You may have caught a bad lot. I have seen this kind of issue where issues will "cluster" around a set of systems deployed from a lot that was purchased at the same time. Dell should be able to square you away.
While we dont use R900s for virtulization, we do use them for other stuff, and have also seen much higher than average failure rates.
--Matt
VCP, vExpert, Unix Geek
We have logged 24 memory events on 4 R900’s since in the last 3 months - we escalated to a Dell technical acct mgr and were told today this issue has to do with the memory brand itself which is “Hynix”.
Stay tuned!
Just had an MPmerory error in one of our brand new PE R900 server.
MPmemory error: Southbridge CRC Error (XMATS32 FAIL).
We are also using 4 GB Hynix memory modules (HYMP151F72CP4N3 - Y5)
Escaleted to Dell technical account manager
Maybe these are the problems only apply to certain batch of R900. I have 3 of my R900 running for a year now and never experienced the issues reported here.
Craig
vExpert 2009
According to Dell the plan is to replace any of the memory in the servers that falls within a certain manufacturing date window and on some of the servers it involves a complete memory swap.

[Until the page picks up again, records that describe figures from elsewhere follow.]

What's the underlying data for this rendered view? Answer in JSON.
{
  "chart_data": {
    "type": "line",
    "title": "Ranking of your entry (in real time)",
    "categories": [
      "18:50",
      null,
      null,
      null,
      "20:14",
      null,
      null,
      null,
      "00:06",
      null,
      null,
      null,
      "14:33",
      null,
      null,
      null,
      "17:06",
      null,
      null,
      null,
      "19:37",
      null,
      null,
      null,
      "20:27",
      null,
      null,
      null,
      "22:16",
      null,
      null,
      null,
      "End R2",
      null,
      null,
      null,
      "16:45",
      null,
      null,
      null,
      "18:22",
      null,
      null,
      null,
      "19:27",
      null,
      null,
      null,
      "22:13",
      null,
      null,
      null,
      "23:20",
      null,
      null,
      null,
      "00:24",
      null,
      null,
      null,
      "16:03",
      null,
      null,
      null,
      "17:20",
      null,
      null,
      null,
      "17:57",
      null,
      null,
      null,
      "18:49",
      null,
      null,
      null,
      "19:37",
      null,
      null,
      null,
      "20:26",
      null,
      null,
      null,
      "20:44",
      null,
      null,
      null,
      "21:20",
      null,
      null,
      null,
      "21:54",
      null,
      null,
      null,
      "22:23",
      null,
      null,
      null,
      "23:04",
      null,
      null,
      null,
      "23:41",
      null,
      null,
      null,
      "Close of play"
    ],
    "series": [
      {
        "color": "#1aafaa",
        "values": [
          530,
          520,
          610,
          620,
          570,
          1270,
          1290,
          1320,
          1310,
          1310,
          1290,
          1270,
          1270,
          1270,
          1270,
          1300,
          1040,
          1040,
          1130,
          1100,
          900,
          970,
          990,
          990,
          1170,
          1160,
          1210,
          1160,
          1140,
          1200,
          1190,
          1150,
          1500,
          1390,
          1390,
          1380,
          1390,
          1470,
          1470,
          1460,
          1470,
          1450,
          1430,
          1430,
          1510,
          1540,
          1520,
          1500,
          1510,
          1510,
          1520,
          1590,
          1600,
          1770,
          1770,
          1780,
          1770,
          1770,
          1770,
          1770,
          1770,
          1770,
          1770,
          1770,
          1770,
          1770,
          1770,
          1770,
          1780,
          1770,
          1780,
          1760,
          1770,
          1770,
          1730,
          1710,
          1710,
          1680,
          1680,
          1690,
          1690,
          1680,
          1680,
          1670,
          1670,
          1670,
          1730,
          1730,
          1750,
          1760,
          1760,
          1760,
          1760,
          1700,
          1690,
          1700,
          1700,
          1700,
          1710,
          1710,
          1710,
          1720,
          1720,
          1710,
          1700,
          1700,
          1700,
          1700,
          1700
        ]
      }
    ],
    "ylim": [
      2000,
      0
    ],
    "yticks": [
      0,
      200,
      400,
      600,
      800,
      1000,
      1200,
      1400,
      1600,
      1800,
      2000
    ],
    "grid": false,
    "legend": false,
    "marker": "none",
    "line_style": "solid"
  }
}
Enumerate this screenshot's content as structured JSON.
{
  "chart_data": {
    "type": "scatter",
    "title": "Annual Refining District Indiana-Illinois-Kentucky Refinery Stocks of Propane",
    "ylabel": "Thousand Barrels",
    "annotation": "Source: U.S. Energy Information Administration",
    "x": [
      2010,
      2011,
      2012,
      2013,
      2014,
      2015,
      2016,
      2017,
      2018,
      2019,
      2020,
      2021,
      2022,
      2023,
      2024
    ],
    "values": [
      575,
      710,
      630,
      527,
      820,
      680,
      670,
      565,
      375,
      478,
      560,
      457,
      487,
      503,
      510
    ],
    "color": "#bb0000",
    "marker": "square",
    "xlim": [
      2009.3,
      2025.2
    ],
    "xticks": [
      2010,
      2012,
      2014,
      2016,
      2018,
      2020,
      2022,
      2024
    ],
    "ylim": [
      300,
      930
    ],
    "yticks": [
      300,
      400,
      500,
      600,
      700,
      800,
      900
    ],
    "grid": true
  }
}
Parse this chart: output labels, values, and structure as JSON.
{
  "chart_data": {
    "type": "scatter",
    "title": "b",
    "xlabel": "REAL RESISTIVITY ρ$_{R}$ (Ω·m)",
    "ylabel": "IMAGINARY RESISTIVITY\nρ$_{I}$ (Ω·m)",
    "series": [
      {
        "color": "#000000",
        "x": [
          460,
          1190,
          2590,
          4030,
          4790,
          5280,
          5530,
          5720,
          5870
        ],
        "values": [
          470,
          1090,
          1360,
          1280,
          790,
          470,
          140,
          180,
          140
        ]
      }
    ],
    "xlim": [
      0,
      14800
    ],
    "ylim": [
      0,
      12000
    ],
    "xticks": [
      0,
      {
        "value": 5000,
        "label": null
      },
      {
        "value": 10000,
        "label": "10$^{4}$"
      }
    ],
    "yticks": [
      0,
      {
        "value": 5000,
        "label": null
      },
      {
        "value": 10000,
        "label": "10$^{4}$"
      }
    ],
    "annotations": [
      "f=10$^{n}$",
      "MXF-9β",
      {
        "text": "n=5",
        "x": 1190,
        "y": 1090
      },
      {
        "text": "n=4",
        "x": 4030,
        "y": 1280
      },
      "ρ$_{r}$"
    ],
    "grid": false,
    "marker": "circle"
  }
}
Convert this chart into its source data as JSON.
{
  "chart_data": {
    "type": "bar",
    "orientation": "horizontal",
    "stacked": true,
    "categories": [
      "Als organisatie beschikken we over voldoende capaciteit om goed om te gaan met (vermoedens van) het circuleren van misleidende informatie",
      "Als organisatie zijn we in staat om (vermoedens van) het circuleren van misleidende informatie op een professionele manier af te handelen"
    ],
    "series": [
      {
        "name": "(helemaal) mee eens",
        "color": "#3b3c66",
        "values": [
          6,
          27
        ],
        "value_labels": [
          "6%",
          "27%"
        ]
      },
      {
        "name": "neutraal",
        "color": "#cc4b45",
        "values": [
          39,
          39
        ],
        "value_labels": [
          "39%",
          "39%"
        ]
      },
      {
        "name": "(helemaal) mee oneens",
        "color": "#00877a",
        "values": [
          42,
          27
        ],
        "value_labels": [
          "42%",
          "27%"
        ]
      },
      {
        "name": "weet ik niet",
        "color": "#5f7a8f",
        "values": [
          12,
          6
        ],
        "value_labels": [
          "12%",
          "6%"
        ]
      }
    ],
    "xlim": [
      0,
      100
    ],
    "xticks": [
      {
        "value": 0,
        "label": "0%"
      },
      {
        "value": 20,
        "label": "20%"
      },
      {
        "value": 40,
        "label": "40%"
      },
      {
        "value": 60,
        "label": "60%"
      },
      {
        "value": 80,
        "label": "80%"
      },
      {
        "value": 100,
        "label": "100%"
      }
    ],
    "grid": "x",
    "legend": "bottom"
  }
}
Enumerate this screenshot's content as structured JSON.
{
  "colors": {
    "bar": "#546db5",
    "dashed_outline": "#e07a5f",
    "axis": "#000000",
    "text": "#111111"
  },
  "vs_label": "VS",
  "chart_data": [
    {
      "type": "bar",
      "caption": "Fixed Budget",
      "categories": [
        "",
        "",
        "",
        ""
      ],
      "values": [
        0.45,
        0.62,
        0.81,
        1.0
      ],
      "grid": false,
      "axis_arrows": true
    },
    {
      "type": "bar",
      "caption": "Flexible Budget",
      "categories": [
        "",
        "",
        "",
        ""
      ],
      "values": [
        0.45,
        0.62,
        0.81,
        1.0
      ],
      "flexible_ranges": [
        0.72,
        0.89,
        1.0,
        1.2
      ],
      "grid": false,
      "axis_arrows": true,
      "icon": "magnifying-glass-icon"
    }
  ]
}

dmidecode will give you the spec on the memory:
Handle 0x1101
DMI type 17, 28 bytes.
Memory Device
Array Handle: 0x1000
Error Information Handle: Not Provided
Total Width: 72 bits
Data Width: 64 bits
Size: 4096 MB
Form Factor: <OUT OF SPEC>
Set: 1
Locator: DIMM B1
Bank Locator: Not Specified
Type: <OUT OF SPEC>
Type Detail: Synchronous
Speed: 667 MHz (1.5 ns)
Manufacturer: 80AD808980AD
Serial Number: 49631004
Asset Tag: 010815
Part Number: HYMP151F72CP4N3-Y5
FYI,
the dell rep is recommending we replace 237 four Gigabyte (Hynix) Dimms from the dmidecode analysis -
I think we'll be getting that platinum uplift for free now - this is a big problem - even with vmotion zero downtime it will take days.
Fletch - VCP